Of the four countries in the Oceania region, Australia is the only one expected to add upstream production in 2020 compared to the previous year. The country comprises all FIDs for the year ahead and 71% of the project starts. With over half the FIDs in 2020 relating to LNG projects, the country looks set to retain its position as the top exporter of LNG; 2019 was the first year the country’s sustained annual exports of liquefied gas surpassed Qatar’s.

Of particular note regarding the upcoming LNG FIDs are Scarborough and Barossa, which together are expected to recover around ten trillion cubic feet of gas. However, there are smaller scale projects also looking to capitalise on the country’s LNG situation. Equus would be the second FLNG project in the country, looking to capitalise on stranded gas assets in the area.

In Oceania, some of the key project starts for 2020 include Blackwatch, Haselgrove and Sole, all in Australia, and Maui Redevelopment and Supplejack in New Zealand.

In the Sole project, first gas was pushed back in Q4 2019 after delays in completing the Orbost gas plant in Victoria, and again after bushfires threatened the plant. Recoverable reserves are an estimated 232 bcf. Development involves a single vertical offshore well connected via pipelines to the Orbost Gas Plant.

Meanwhile, key projects that are targeting FIDs in 2020 in Oceania include Scarborough, Barossa, Equus and Crux, all in Australia.

In the Scarborough project, contingent resources were increased 52% in November 2019 following completion of integrated subsurface studies.
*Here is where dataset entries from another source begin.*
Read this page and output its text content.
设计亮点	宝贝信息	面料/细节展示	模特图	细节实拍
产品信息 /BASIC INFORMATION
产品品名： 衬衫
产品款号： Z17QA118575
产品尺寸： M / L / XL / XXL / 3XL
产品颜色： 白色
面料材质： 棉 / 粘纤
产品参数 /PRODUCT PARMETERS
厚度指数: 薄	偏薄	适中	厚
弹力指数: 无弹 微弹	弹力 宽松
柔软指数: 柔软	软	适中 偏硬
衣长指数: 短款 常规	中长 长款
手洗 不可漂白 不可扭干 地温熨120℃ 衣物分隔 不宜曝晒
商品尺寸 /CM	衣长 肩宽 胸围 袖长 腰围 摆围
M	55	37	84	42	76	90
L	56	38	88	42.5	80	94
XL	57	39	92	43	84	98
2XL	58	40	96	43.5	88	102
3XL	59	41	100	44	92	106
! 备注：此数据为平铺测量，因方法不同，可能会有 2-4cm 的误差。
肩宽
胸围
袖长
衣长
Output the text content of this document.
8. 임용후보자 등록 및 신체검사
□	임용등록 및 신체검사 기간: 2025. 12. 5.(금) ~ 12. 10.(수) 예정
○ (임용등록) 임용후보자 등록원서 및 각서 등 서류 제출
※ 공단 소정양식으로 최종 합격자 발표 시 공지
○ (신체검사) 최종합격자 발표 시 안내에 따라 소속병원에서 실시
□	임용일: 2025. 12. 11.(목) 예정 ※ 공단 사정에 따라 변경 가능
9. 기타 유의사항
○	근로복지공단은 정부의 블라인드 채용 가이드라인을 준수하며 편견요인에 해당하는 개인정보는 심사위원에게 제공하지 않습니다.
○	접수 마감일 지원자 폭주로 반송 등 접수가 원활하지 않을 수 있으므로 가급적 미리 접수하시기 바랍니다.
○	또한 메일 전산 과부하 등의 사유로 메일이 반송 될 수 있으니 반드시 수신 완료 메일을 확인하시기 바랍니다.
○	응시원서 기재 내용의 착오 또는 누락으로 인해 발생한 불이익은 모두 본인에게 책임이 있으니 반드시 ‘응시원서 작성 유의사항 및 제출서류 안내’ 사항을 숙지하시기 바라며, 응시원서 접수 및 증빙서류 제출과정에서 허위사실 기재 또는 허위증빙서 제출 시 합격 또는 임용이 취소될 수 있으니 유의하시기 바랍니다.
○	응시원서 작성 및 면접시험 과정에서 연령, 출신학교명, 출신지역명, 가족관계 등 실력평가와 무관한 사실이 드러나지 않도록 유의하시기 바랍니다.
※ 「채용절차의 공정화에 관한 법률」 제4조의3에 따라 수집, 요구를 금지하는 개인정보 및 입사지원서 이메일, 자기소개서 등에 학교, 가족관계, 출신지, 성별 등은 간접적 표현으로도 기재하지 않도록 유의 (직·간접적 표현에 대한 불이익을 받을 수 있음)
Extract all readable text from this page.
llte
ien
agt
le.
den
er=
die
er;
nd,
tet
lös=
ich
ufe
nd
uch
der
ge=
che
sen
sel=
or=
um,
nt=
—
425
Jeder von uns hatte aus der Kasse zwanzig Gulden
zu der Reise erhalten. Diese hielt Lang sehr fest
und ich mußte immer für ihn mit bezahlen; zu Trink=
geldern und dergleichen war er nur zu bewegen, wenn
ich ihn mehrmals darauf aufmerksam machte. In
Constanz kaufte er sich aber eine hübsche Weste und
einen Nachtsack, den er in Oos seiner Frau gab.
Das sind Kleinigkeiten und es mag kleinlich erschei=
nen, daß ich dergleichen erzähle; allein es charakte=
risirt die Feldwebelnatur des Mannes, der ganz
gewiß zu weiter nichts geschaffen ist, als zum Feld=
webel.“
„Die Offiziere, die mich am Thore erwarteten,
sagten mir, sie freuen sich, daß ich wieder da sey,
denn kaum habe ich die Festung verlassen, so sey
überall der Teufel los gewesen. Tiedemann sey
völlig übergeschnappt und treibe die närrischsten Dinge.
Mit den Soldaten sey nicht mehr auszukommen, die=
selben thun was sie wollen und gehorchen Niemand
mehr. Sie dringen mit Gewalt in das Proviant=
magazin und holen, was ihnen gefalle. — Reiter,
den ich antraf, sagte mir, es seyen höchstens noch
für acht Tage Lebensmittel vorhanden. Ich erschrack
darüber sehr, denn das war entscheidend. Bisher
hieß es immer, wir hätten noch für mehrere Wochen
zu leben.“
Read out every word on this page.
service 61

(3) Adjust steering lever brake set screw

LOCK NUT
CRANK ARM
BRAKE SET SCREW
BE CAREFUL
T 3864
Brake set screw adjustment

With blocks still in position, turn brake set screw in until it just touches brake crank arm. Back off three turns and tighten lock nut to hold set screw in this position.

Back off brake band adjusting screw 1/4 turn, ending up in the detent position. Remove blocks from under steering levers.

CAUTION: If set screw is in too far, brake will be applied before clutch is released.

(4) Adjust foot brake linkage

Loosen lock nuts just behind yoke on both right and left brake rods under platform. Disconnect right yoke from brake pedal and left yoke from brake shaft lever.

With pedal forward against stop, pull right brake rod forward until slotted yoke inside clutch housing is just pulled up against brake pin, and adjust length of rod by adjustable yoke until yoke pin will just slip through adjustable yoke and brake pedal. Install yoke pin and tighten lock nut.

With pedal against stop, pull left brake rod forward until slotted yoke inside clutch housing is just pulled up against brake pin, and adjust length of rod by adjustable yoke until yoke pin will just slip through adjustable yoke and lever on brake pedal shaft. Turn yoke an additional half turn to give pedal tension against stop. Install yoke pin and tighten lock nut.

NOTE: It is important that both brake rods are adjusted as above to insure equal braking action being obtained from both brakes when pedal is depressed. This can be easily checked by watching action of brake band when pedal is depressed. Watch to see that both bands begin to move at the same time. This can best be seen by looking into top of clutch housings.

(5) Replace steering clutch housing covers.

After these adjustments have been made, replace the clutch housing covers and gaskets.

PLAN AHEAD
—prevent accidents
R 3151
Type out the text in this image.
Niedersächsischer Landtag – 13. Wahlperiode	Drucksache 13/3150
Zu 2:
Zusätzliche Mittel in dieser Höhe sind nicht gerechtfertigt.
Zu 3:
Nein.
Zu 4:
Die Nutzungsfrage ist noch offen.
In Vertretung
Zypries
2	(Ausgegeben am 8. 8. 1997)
The midstream component of the project involves doubling the Pluto LNG facility by adding an additional train to process Scarborough’s gas. Woodside, as operator, is looking to farm down its share in the project.

For the Equus project, Western Gas has been looking to farm down from the integrated two million tonnes per annum LNG project since September 2019. Equus would be the second FLNG project in Australia and will have competition from existing nearby onshore LNG facilities. Three production wells will be connected to the FLNG vessel via an FPSO.

The Crux field will be the first tieback to Shell’s flagship Prelude FLNG vessel and may offer further tieback opportunities via its platform. Utilising five production wells and a 165km pipeline alongside a not normally manned fixed platform, Shell will be targeting four reservoir units in the Montara, Plover, and Nome formation. Original plans for the field included a greenfield FLNG facility and subsea tieback.